Regular expression notes three-regular expressions

Source: Internet
Author: User
Tags in python
First letter case Independent mode
There was a time when I wrote regular expressions to match drug keywords and often wrote expressions like/viagra|cialis|anti-ed/. In order to make it more beautiful, I would sort the keywords, and in order to speed up, I would use/[vv]iagra/instead of/viagra/i, just to make the necessary parts for the case-and-write mode. To be exact, I need a case-insensitive match for the first letter of each word.

I wrote a function that was dedicated to batch conversions.

Copy Code code as follows:

#convert regex to sorted list, then provide both Lower/upper case for the "a" of each word
#luf means lower Upper

Sub luf{
# split the regex with the delimiter |
My @arr =sort (split (/\|/,shift));

# provide both the upper and lower case for the
# a leffer of each word
foreach (@arr) {s/\b ([a-za-z])/[\l$1\u$1]/g;}

# Join the keyword to a regex again
Join (' | ', @arr);
}

Print Luf "Sex pill|viagra|cialis|anti-ed";
# The output is:[aa]nti-[ee]d| [cc]ialis| [Ss]ex [pp]ill| [Vv]iagra

Controls the location of the next start of a global match

Remember JYF once asked me how to control where the match started. Well, now I can answer that question. Perl provides a POS function that adjusts the position of the next match to begin in the/g global match. Examples are as follows:
Copy Code code as follows:

$_= "ABCDEFG";
while (/.. /g)
{
Print $&;
}

Its output is every two letters, AB, CD, EF

You can use POS ($_) to reposition the next match start, such as:

Copy Code code as follows:

$_= "ABCDEFG";
while (/.. /g)
{
POS ($_)--; #pos ($_) + +;
Print $&;
}

Output results:

Copy Code code as follows:

POS ($_)--: AB, BC, CD, DE, EF, FG.
POS ($_) + +: AB, DE.

You can read the section on POS in the Perl document for more information.

Hash and regular expression substitution
The third chapter of "EFFECTIVE-PERL-2E" has an example (see the code below) that escapes special symbols.
Copy Code code as follows:

My%ent = {' & ' => ' amp ', ' < ' => ' lt ', ' > ' => ' GT '};
$html =~ s/([&<>])/& $ent {$1};/g;

This example is very, very ingenious.

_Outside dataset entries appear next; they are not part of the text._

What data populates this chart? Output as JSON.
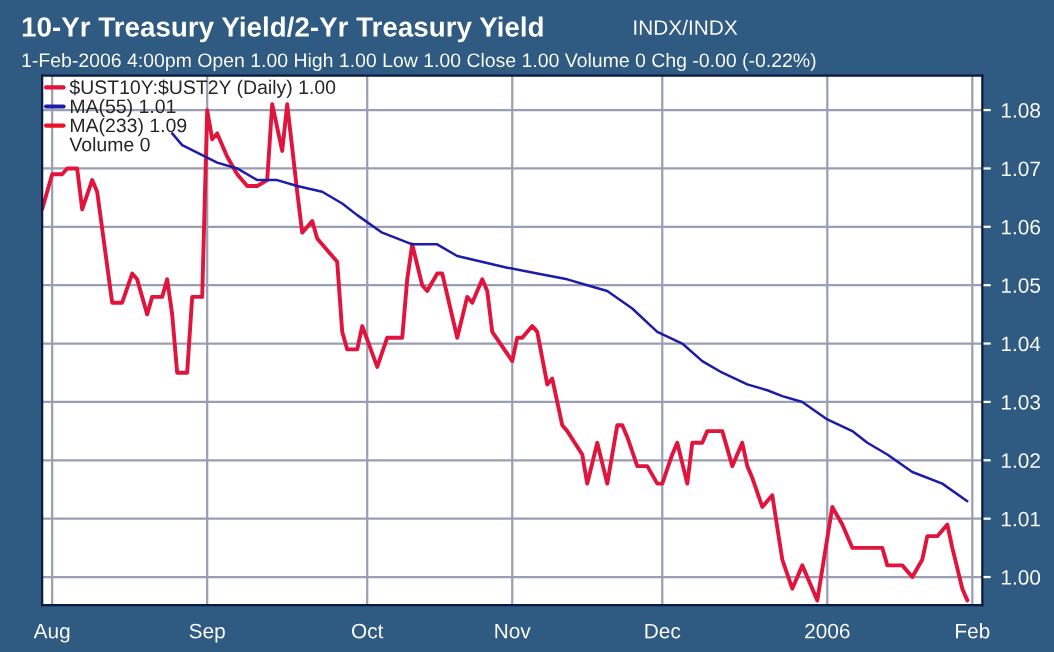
{
  "chart_data": {
    "type": "line",
    "title": "10-Yr Treasury Yield/2-Yr Treasury Yield",
    "subtitle": "1-Feb-2006 4:00pm Open 1.00 High 1.00 Low 1.00 Close 1.00 Volume 0 Chg -0.00 (-0.22%)",
    "annotations": [
      "INDX/INDX",
      "Volume 0"
    ],
    "xlim": [
      "2005-07-30",
      "2006-02-03"
    ],
    "xticks": [
      {
        "value": "2005-08-01",
        "label": "Aug"
      },
      {
        "value": "2005-09-01",
        "label": "Sep"
      },
      {
        "value": "2005-10-03",
        "label": "Oct"
      },
      {
        "value": "2005-11-01",
        "label": "Nov"
      },
      {
        "value": "2005-12-01",
        "label": "Dec"
      },
      {
        "value": "2006-01-03",
        "label": "2006"
      },
      {
        "value": "2006-02-01",
        "label": "Feb"
      }
    ],
    "ylim": [
      0.9952,
      1.0859
    ],
    "yticks": [
      {
        "value": 1.0,
        "label": "1.00"
      },
      {
        "value": 1.01,
        "label": "1.01"
      },
      {
        "value": 1.02,
        "label": "1.02"
      },
      {
        "value": 1.03,
        "label": "1.03"
      },
      {
        "value": 1.04,
        "label": "1.04"
      },
      {
        "value": 1.05,
        "label": "1.05"
      },
      {
        "value": 1.06,
        "label": "1.06"
      },
      {
        "value": 1.07,
        "label": "1.07"
      },
      {
        "value": 1.08,
        "label": "1.08"
      }
    ],
    "grid": true,
    "legend": "top left",
    "series": [
      {
        "name": "$UST10Y:$UST2Y (Daily) 1.00",
        "color": "#e0143c",
        "x": [
          "2005-07-30",
          "2005-08-01",
          "2005-08-03",
          "2005-08-04",
          "2005-08-06",
          "2005-08-07",
          "2005-08-09",
          "2005-08-10",
          "2005-08-13",
          "2005-08-15",
          "2005-08-17",
          "2005-08-18",
          "2005-08-20",
          "2005-08-21",
          "2005-08-23",
          "2005-08-24",
          "2005-08-25",
          "2005-08-26",
          "2005-08-28",
          "2005-08-29",
          "2005-08-31",
          "2005-09-01",
          "2005-09-02",
          "2005-09-03",
          "2005-09-05",
          "2005-09-07",
          "2005-09-09",
          "2005-09-11",
          "2005-09-13",
          "2005-09-14",
          "2005-09-16",
          "2005-09-17",
          "2005-09-19",
          "2005-09-20",
          "2005-09-22",
          "2005-09-23",
          "2005-09-25",
          "2005-09-27",
          "2005-09-28",
          "2005-09-29",
          "2005-10-01",
          "2005-10-02",
          "2005-10-05",
          "2005-10-07",
          "2005-10-09",
          "2005-10-10",
          "2005-10-11",
          "2005-10-12",
          "2005-10-14",
          "2005-10-15",
          "2005-10-17",
          "2005-10-18",
          "2005-10-21",
          "2005-10-23",
          "2005-10-24",
          "2005-10-26",
          "2005-10-27",
          "2005-10-28",
          "2005-11-01",
          "2005-11-02",
          "2005-11-03",
          "2005-11-05",
          "2005-11-06",
          "2005-11-08",
          "2005-11-09",
          "2005-11-11",
          "2005-11-12",
          "2005-11-15",
          "2005-11-16",
          "2005-11-18",
          "2005-11-20",
          "2005-11-22",
          "2005-11-23",
          "2005-11-24",
          "2005-11-26",
          "2005-11-28",
          "2005-11-30",
          "2005-12-01",
          "2005-12-03",
          "2005-12-04",
          "2005-12-06",
          "2005-12-07",
          "2005-12-09",
          "2005-12-10",
          "2005-12-13",
          "2005-12-15",
          "2005-12-17",
          "2005-12-18",
          "2005-12-19",
          "2005-12-21",
          "2005-12-23",
          "2005-12-25",
          "2005-12-27",
          "2005-12-29",
          "2005-12-31",
          "2006-01-01",
          "2006-01-04",
          "2006-01-06",
          "2006-01-08",
          "2006-01-12",
          "2006-01-14",
          "2006-01-15",
          "2006-01-18",
          "2006-01-20",
          "2006-01-22",
          "2006-01-23",
          "2006-01-25",
          "2006-01-27",
          "2006-01-28",
          "2006-01-30",
          "2006-01-31"
        ],
        "values": [
          1.063,
          1.069,
          1.069,
          1.07,
          1.07,
          1.063,
          1.068,
          1.066,
          1.047,
          1.047,
          1.052,
          1.051,
          1.045,
          1.048,
          1.048,
          1.051,
          1.045,
          1.035,
          1.035,
          1.048,
          1.048,
          1.08,
          1.075,
          1.076,
          1.072,
          1.069,
          1.067,
          1.067,
          1.068,
          1.081,
          1.073,
          1.081,
          1.066,
          1.059,
          1.061,
          1.058,
          1.056,
          1.054,
          1.042,
          1.039,
          1.039,
          1.043,
          1.036,
          1.041,
          1.041,
          1.041,
          1.051,
          1.057,
          1.05,
          1.049,
          1.052,
          1.052,
          1.041,
          1.048,
          1.047,
          1.051,
          1.049,
          1.042,
          1.037,
          1.041,
          1.041,
          1.043,
          1.042,
          1.033,
          1.034,
          1.026,
          1.025,
          1.021,
          1.016,
          1.023,
          1.016,
          1.026,
          1.026,
          1.024,
          1.019,
          1.019,
          1.016,
          1.016,
          1.021,
          1.023,
          1.016,
          1.023,
          1.023,
          1.025,
          1.025,
          1.019,
          1.023,
          1.019,
          1.017,
          1.012,
          1.014,
          1.003,
          0.998,
          1.002,
          0.998,
          0.996,
          1.012,
          1.009,
          1.005,
          1.005,
          1.005,
          1.002,
          1.002,
          1.0,
          1.003,
          1.007,
          1.007,
          1.009,
          1.005,
          0.998,
          0.996
        ],
        "line_style": "solid"
      },
      {
        "name": "MA(55) 1.01",
        "color": "#1c1ca8",
        "x": [
          "2005-08-25",
          "2005-08-27",
          "2005-09-03",
          "2005-09-07",
          "2005-09-11",
          "2005-09-15",
          "2005-09-19",
          "2005-09-24",
          "2005-09-28",
          "2005-10-01",
          "2005-10-06",
          "2005-10-12",
          "2005-10-17",
          "2005-10-21",
          "2005-10-31",
          "2005-11-06",
          "2005-11-12",
          "2005-11-16",
          "2005-11-20",
          "2005-11-25",
          "2005-11-30",
          "2005-12-05",
          "2005-12-09",
          "2005-12-13",
          "2005-12-18",
          "2005-12-22",
          "2005-12-25",
          "2005-12-29",
          "2006-01-03",
          "2006-01-08",
          "2006-01-11",
          "2006-01-15",
          "2006-01-20",
          "2006-01-26",
          "2006-01-31"
        ],
        "values": [
          1.076,
          1.074,
          1.071,
          1.07,
          1.068,
          1.068,
          1.067,
          1.066,
          1.064,
          1.062,
          1.059,
          1.057,
          1.057,
          1.055,
          1.053,
          1.052,
          1.051,
          1.05,
          1.049,
          1.046,
          1.042,
          1.04,
          1.037,
          1.035,
          1.033,
          1.032,
          1.031,
          1.03,
          1.027,
          1.025,
          1.023,
          1.021,
          1.018,
          1.016,
          1.013
        ]
      },
      {
        "name": "MA(233) 1.09",
        "color": "#ee1122"
      }
    ]
  }
}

It is flexible to use the hash of this data structure, the replacement of the part as a key, and its corresponding replacement content as value. So as long as there is a match will be captured, and then the captured part as key, back to value and applied to the replacement, reflecting the efficiency of the high-level language.

But can such Perl code be ported to Python? Python also supports regular, hash support (called Dictionary in Python), but it does not seem to support inserting too many fancy things into the substitution process (replacing inline variable interpolation).

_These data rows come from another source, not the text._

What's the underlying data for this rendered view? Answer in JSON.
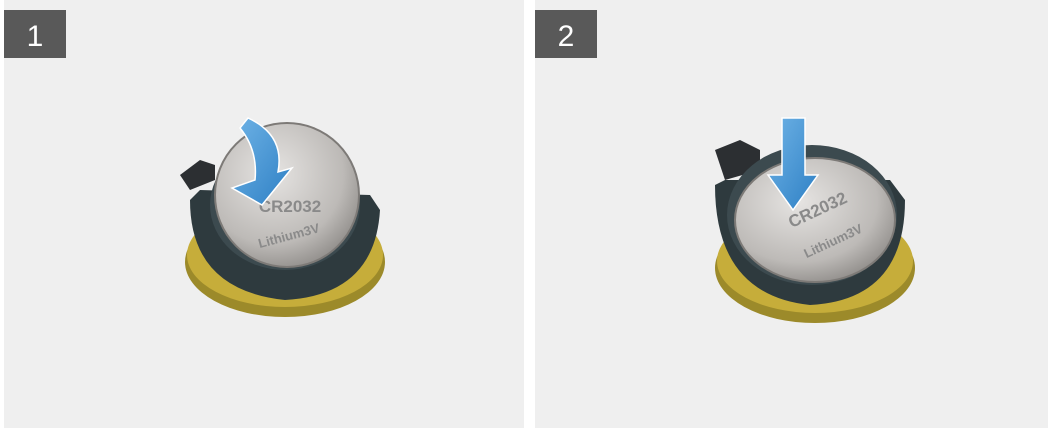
{
  "panels": [
    {
      "step": "1",
      "battery": {
        "model": "CR2032",
        "marking": "Lithium3V"
      }
    },
    {
      "step": "2",
      "battery": {
        "model": "CR2032",
        "marking": "Lithium3V"
      }
    }
  ]
}
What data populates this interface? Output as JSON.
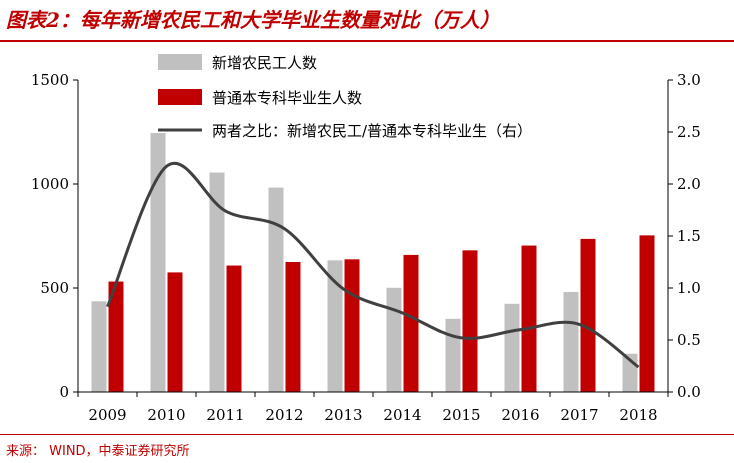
{
  "header": {
    "title": "图表2：每年新增农民工和大学毕业生数量对比（万人）"
  },
  "footer": {
    "source": "来源： WIND，中泰证券研究所"
  },
  "chart_data": {
    "type": "bar",
    "categories": [
      "2009",
      "2010",
      "2011",
      "2012",
      "2013",
      "2014",
      "2015",
      "2016",
      "2017",
      "2018"
    ],
    "series": [
      {
        "name": "新增农民工人数",
        "type": "bar",
        "axis": "left",
        "color": "#c0c0c0",
        "values": [
          436,
          1245,
          1055,
          983,
          633,
          501,
          352,
          424,
          481,
          184
        ]
      },
      {
        "name": "普通本专科毕业生人数",
        "type": "bar",
        "axis": "left",
        "color": "#c00000",
        "values": [
          531,
          575,
          608,
          625,
          638,
          659,
          681,
          704,
          736,
          753
        ]
      },
      {
        "name": "两者之比：新增农民工/普通本专科毕业生（右）",
        "type": "line",
        "axis": "right",
        "color": "#404040",
        "values": [
          0.82,
          2.17,
          1.74,
          1.57,
          0.99,
          0.76,
          0.52,
          0.6,
          0.65,
          0.24
        ]
      }
    ],
    "y_left": {
      "ylim": [
        0,
        1500
      ],
      "ticks": [
        "0",
        "500",
        "1000",
        "1500"
      ]
    },
    "y_right": {
      "ylim": [
        0,
        3.0
      ],
      "ticks": [
        "0.0",
        "0.5",
        "1.0",
        "1.5",
        "2.0",
        "2.5",
        "3.0"
      ]
    },
    "grid": false,
    "legend": {
      "position": "top-left"
    }
  }
}
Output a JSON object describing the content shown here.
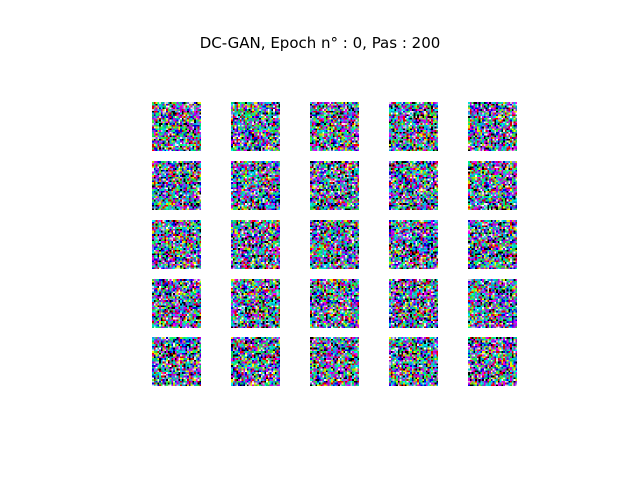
{
  "figure": {
    "title": "DC-GAN, Epoch n° : 0, Pas : 200",
    "grid": {
      "rows": 5,
      "cols": 5,
      "image_resolution": 28
    },
    "palette": [
      "#00ffff",
      "#0000ff",
      "#ff00ff",
      "#00ff80",
      "#ffffff",
      "#000000",
      "#ff0000",
      "#ffff00",
      "#8080ff",
      "#00c0ff",
      "#c000ff",
      "#40ff40"
    ]
  }
}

Check the python documentation (execute Python under the shell, then import Re, then Help (re)):

Copy Code code as follows:

Sub (pattern, REPL, String, count=0)
Return the string obtained by replacing the leftmost
Non-overlapping occurrences of the pattern in string by the
Replacement repl. REPL can be either a string or a callable;
If a string, backslash escapes in it are processed. If it is
A callable, it ' s passed the match object and must return
A replacement string to be used.

It turns out that python, like PHP, supports the use of callable callback functions in the process of substitution. The default argument for this function is a matching object variable. As a result, the problem is simple:

Copy Code code as follows:

Ent={' < ': "LT",
' > ': "GT",
' & ': ' Amp ',
}

Def rep (Mo):
return Ent[mo.group (1)]

Html=re.sub (R "([&<>])", Rep, html)

The key point of the Python substitution function callback is that its argument is a matching object variable. With that in mind, check the manual to see what attributes the object has and use it to write a flexible and efficient Python replacement code.

Contact Us

The content source of this page is from Internet, which doesn't represent Alibaba Cloud's opinion; products and services mentioned on that page don't have any relationship with Alibaba Cloud. If the content of the page makes you feel confusing, please write us an email, we will handle the problem within 5 days after receiving your email.

If you find any instances of plagiarism from the community, please send an email to: info-contact@alibabacloud.com and provide relevant evidence. A staff member will contact you within 5 working days.

A Free Trial That Lets You Build Big!

Start building with 50+ products and up to 12 months usage for Elastic Compute Service

  • Sales Support

    1 on 1 presale consultation

  • After-Sales Support

    24/7 Technical Support 6 Free Tickets per Quarter Faster Response

  • Alibaba Cloud offers highly flexible support services tailored to meet your exact needs.